背負っていた銃を構える余裕もない。尻もちをついている僕に出来たことは「ひぃ」と叫んで、亀のように首をすぼめることぐらいであった。
だが、のびてきた腕が唐突に消えた。
やったのはめくりさまであった。
火事の混乱のさなか、わずかに緩んだ監視と拘束、その間隙を突いてめくりさまが動く。身に絡みつく鎖の一本を無造作に掴んだとおもったら、ブゥウゥゥゥゥン、力任せにぶん回した。
驚いたのが、その鎖の端を握っていた者たちだ。
三人がかりにて押さえていたのだけれども、これによりふたりがふり払われた。なおも暴れる鎖、しがみつき必死にこらえていた残りの者の体が高らかに宙を舞う。
そのまま叩きつけられ吹き飛ばされたのが、先ほど僕へと迫っていた腕の持ち主という次第。

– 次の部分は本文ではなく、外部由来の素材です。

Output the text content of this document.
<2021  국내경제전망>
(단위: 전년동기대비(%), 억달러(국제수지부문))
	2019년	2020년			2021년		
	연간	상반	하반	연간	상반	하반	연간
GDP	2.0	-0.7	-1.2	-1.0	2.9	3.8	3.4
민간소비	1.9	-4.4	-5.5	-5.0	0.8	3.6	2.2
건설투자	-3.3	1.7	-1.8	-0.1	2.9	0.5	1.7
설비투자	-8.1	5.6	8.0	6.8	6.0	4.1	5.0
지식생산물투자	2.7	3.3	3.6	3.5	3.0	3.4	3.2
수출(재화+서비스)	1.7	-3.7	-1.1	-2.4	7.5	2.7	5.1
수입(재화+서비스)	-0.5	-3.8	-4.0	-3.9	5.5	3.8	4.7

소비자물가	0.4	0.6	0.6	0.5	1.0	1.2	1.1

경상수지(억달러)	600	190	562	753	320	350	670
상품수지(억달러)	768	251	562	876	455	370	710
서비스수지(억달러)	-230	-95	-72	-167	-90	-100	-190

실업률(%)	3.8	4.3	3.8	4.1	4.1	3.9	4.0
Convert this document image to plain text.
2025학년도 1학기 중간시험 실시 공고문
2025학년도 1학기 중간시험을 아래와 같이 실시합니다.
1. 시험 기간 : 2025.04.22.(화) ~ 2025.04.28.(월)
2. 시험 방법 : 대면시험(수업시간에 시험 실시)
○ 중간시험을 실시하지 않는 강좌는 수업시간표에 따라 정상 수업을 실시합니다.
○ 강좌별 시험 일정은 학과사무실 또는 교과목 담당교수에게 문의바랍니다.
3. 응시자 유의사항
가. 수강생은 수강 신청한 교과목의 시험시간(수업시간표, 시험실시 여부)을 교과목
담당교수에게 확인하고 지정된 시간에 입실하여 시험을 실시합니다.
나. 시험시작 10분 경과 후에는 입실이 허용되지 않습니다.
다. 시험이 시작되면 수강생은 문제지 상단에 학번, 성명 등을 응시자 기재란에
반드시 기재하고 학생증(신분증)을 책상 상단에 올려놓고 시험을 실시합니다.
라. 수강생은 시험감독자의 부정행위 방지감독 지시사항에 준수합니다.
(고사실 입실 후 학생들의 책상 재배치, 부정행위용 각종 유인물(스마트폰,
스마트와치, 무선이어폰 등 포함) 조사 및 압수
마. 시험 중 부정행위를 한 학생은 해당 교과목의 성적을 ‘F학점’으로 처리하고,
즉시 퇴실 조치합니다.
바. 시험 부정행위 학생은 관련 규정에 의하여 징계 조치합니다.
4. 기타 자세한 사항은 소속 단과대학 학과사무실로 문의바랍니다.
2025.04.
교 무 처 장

おかげで僕は助かったものの、安堵している時間はなかった。
なぜなら薙ぎ払われたものが、他にもあったからである。
メキメキメキメキメキ……
まるでホテルのように豪奢な庇(ひさし)を持つ玄関ポーチ、それを支える二柱がまとめてスコンとへし折られたもので、支えを失った屋根が崩れて落ちてきた!
下敷きになったら、ぺちゃんこである。
「うひゃあ~」
僕は情けない声をあげてはこけつまろびつ、その場から逃げ出した。
それに遅れることほんのわずか。
ドシンと落ちた庇、ひょうしに半開きであった玄関の大扉も倒壊する。これにより建屋内部へと、いっきに風が送られることになる。
とどのつまりは、落ちた庇が鞴(ふいご)の役割りを果たしたということ。
これにより火の勢いがますます増した。
風を得て紅蓮が猛り踊る。
その一方でめくりさまの逆襲が始まってしまい、閑古鳥の館の正面入り口付近は、狂ったような騒ぎとなった。